Various federal military facilities are available to the SMIM for research. Above all, there is of course the possibility of carrying out investigations directly at sea and under real conditions if necessary.

How does seasickness come about?

The life raft drifts up and down in huge waves. Some passengers feel very bad, others brave the seasickness. This is also an example from an SMIM research project. Fortunately, the life raft is not floating on the high seas but in a marine training swimming pool in Neustadt / Holstein. It is uncomfortable, but not dangerous, for the passenger of a cruise ship to get seasick or to prevent nausea with medication, but to become very tired due to the side effects of the travel tablets. Both would be very problematic for the crew of a warship or submarine. All crew members must be fully operational, especially when deployed in a storm.

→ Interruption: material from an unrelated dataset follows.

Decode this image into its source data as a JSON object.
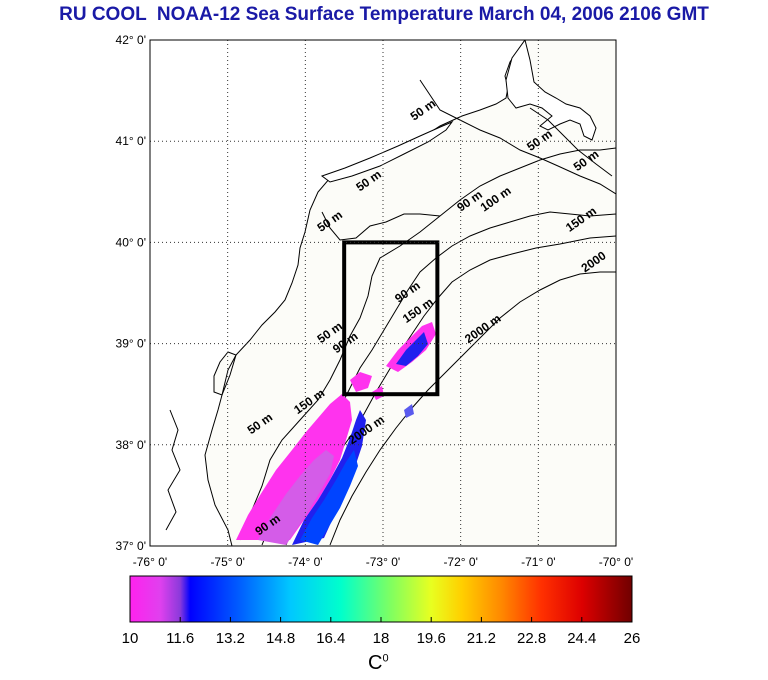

The researchers therefore first have to understand how nausea, dizziness or headache break out in seasickness or other so-called kinetoses. Put simply, stress arises when the body is moved by driving, air or ship movements, but the eye does not actively perceive this, for example because the workplace is below deck or the person concerned is sitting behind the driver. It is noteworthy that the driver of the vehicle rarely falls ill.

One of the effects of stress is that histamine, a hormone that makes the stomach vomit, is released. The release of histamine can be inhibited by drugs that are otherwise used as antiallergic drugs or sleeping pills. So the question to the researchers is how the crew can remain capable of action during an operation.

There are now suspicions that the otherwise largely harmless vitamin C could inhibit histamine. This is shown by the experiments in the swimming pool. However, whether vitamin C would be approved as a drug for this purpose would have to show costly clinical studies, which because of the high costs are not attractive for the pharmaceutical industry and cannot be financed for a federal research institution. Perhaps the research will come to a conclusion that will help the Navy as well as any civilian traveler.

The SMIM is the central medical facility of the Navy and makes its marine medical competence primarily available to the fleet and the Navy as a whole. In diving medicine, services are also provided for the entire Bundeswehr. Research focuses on diving and hyperbaric medicine, as well as special aspects of shipping medicine. As the Maritime Medicine Section, the SMIM cooperates closely with the University of Kiel.